Faculty and industry partners stepped in alongside us. Everyone contributed. Everyone helped. People saw this. A student would stay after a virtual session and say, “I think I can do this now.” A parent would write to say, “Thank you for explaining this again. I was scared, but now I understand.” By building authentic relationships with employers and industry partners, we integrated not just the skills of today, but the work of tomorrow. Those insights shaped programs, created pathways to experience, and ensured that learning remains alive and relevant. In doing so, we honored students’ trust by preparing them not only to graduate, but to step confidently into work that sustains them, contributes to their communities, and affirms the dignity of their aspirations. Enrollment moved quickly and deliberately. Trust formed because we consistently showed that we cared. All four programs launched strong. Students enrolled. Classes began. Faculty committed. Families, graduates and employers began to carry the story forward as its strongest advocates.
This experience taught me that progress is rarely forged through sheer will alone, but through presence and care. It is the quiet decision to remain engaged, to diffuse uncertainty without allowing it to diminish resolve, and to trust that possibility often emerges before the challenge fully unfolds. In those moments, leadership becomes less about predictability and more about faith in the work, in people, and in the promise that a path will reveal itself in time through commitment, resilience, and hard work.
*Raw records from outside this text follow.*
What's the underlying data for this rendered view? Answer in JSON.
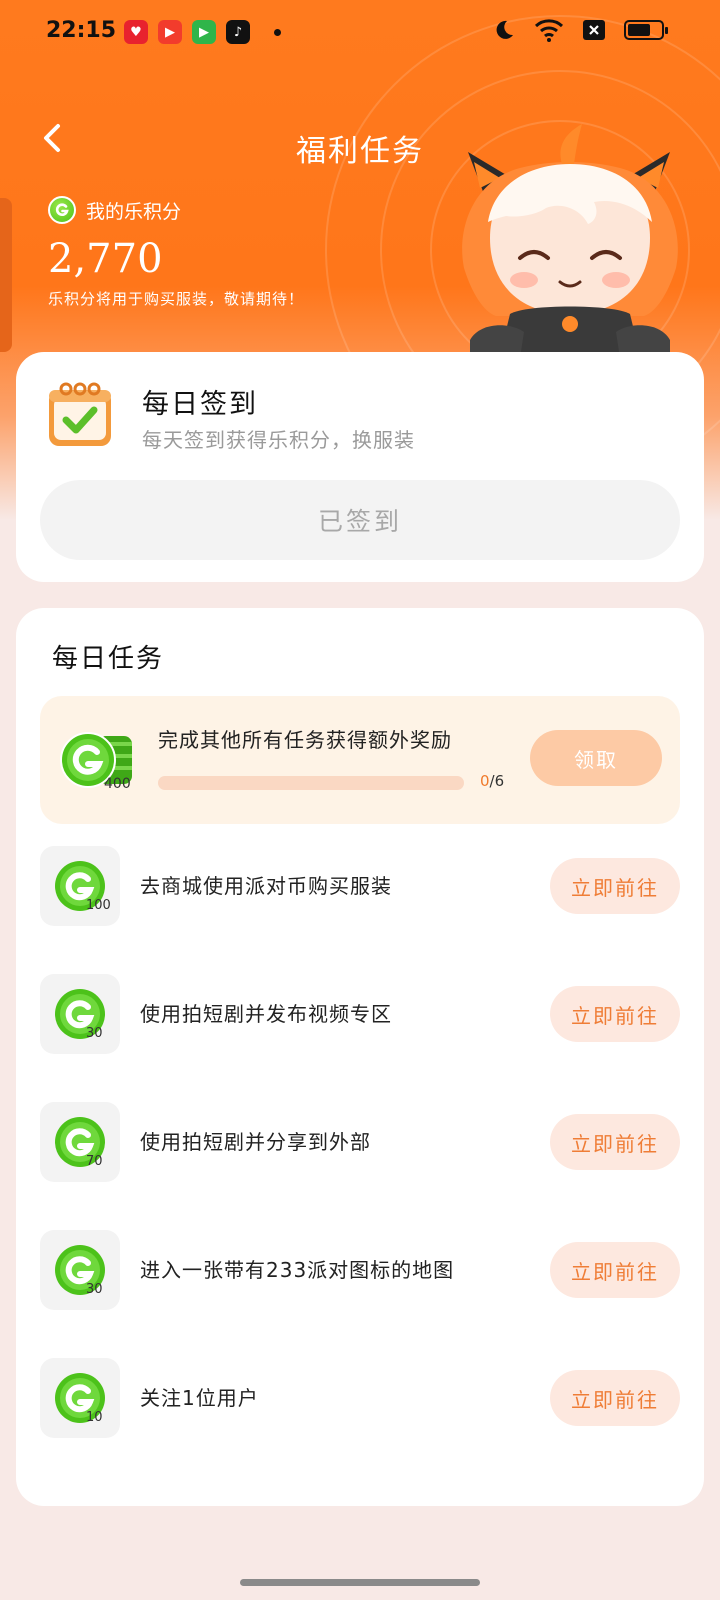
{
  "status_bar": {
    "time": "22:15",
    "app_icons": [
      "heart-app-icon",
      "video-app-icon",
      "game-app-icon",
      "tiktok-icon"
    ],
    "system_icons": [
      "moon-icon",
      "wifi-icon",
      "sim-off-icon",
      "battery-icon"
    ]
  },
  "header": {
    "title": "福利任务",
    "back_icon": "chevron-left-icon"
  },
  "points": {
    "label": "我的乐积分",
    "value": "2,770",
    "note": "乐积分将用于购买服装，敬请期待！"
  },
  "checkin": {
    "title": "每日签到",
    "subtitle": "每天签到获得乐积分，换服装",
    "button_label": "已签到"
  },
  "daily_tasks": {
    "title": "每日任务",
    "bonus": {
      "amount": "400",
      "text": "完成其他所有任务获得额外奖励",
      "progress_done": "0",
      "progress_total": "/6",
      "progress_fraction": 0,
      "button_label": "领取"
    },
    "items": [
      {
        "amount": "100",
        "text": "去商城使用派对币购买服装",
        "button_label": "立即前往"
      },
      {
        "amount": "30",
        "text": "使用拍短剧并发布视频专区",
        "button_label": "立即前往"
      },
      {
        "amount": "70",
        "text": "使用拍短剧并分享到外部",
        "button_label": "立即前往"
      },
      {
        "amount": "30",
        "text": "进入一张带有233派对图标的地图",
        "button_label": "立即前往"
      },
      {
        "amount": "10",
        "text": "关注1位用户",
        "button_label": "立即前往"
      }
    ]
  },
  "colors": {
    "header_orange": "#ff761a",
    "coin_green": "#4cc21a",
    "go_button_text": "#ef7d36",
    "go_button_bg": "#fde8df",
    "claim_button_bg": "#fdcaa5"
  }
}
Launching those programs during COVID reshaped my understanding of leadership at its core. I came to see leadership not as the act of setting direction from a distance, but as the stewardship of trust, of hope carried quietly, and of futures entrusted to us at their most fragile moments. I learned that education does not endure simply because systems are well designed or processes are resilient. It endures because people choose, again and again, not to abandon one another, to show up, to listen, to care, and to hold the line for possibility when circumstances change or the ground beneath begins to shift.
That is the resilience I carry with me now. Quiet, patient, and rooted not in certainty but by devotion to service. It reflects a truth I return to often: “The best way to find yourself is to lose yourself in the service of others.”